Solitary picketing is one of the simplest and most innocuous rights, but even this is being destroyed. I knew that a succession of solitary picketers are being arrested, and that this practice is illegal. I wanted to protest against it.
They detained me at Petrovka and put me on a bus – everything happened as it should, they took me to the police station. In the Tverskoi district court and Moscow City Court, the case went entirely unexamined; [the judges] listened to it and then gave their decisions as if they hadn’t heard it. I was fined, and now I have to wait for the [text of the] decision before I can file a complaint with the Constitutional Court.
I intend to challenge the seventh article of the law on rallies. It says that several [single] pickets can be held, but a certain distance must be observed: at least 50 metres between the participants.
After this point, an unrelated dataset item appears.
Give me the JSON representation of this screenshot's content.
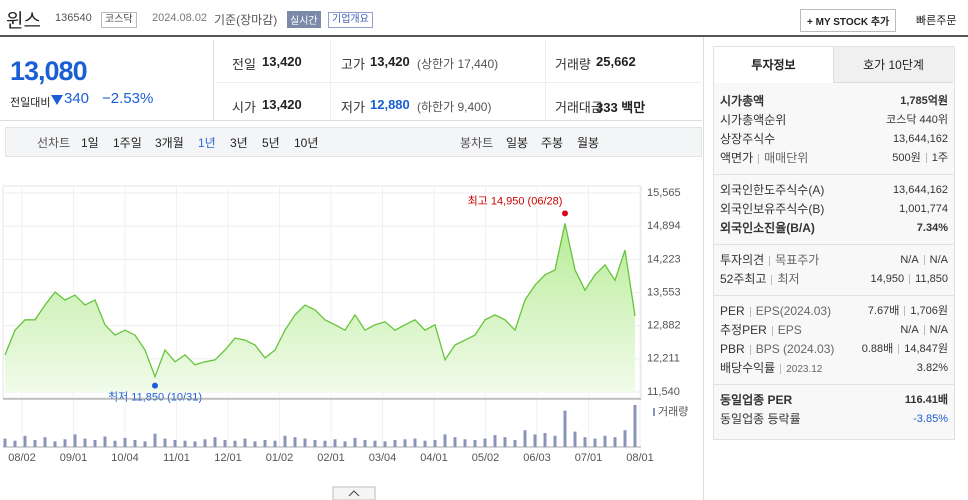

It follows from this rule that simultaneous picketing by several people is permissible, but from the same rule it follows that the courts can declare some rallies to be collective actions, and not single pickets.
The Supreme Court took this path, and judicial practice is developing in such a way that single pickets are becoming practically impossible: the picket in support of Vorontsov was held two days before mine. Nevertheless, the judge considered that [journalist Ilya] Azar and I (Azar picketed the building of the Moscow police department two days before Shablinsky – OVD-Info) were holding a collective picket. This is nonsense, this weakens the law at its very core.
One cannot count on changing this article: the Constitutional Court has already scrutinized it. I can only count on the court refusing to rule in the case, but a refusal in which the Constitutional Court will nevertheless express a definite position. That it is impossible to declare [the action] of one person a collective picket if there are no other picketers nearby. That one cannot regard as collective actions single pickets that took place one after another: in the course of two minutes, of an hour, and certainly not of a day.
Remember that human rights activists from the Memorial Human Rights Centre and the Moscow Helsinki Group appealed to the Ombudsmen for Human Rights in Moscow and St. Petersburg on 7 September with a request to raise the issue of lifting the ban on single pickets. Human rights activists have also prepared and submitted to the Ombudsmen proposals on revising the terms of the federal law on rallies. Aleksandr Shishlov, Human Rights Ombudsman in St. Petersburg, reacted to the appeal the very next day, 8 September. Shishlov said that he supports the lifting of the ban on single pickets and has already sent a proposal to the Governor of St. Petersburg on this matter. Later, the Human Rights Ombudsman in Moscow, Tatyana Potyaeva, told human rights activists that she had appealed to the city’s Interior Ministry department with a demand to take additional measures to ensure the legality of the arrest of participants in single pickets.
For more details on how difficulties with single pickets arise from imperfect laws, read the OVD-Info report. In the summer of 2020, huge numbers of single picketers were detained in Moscow and St. Petersburg. In these cities, bans on any public events introduced due to the coronavirus pandemic have been in force since March, including the current legislation on single pickets. According to OVD-Info, single pickets had been banned in 26 regions by the beginning of September.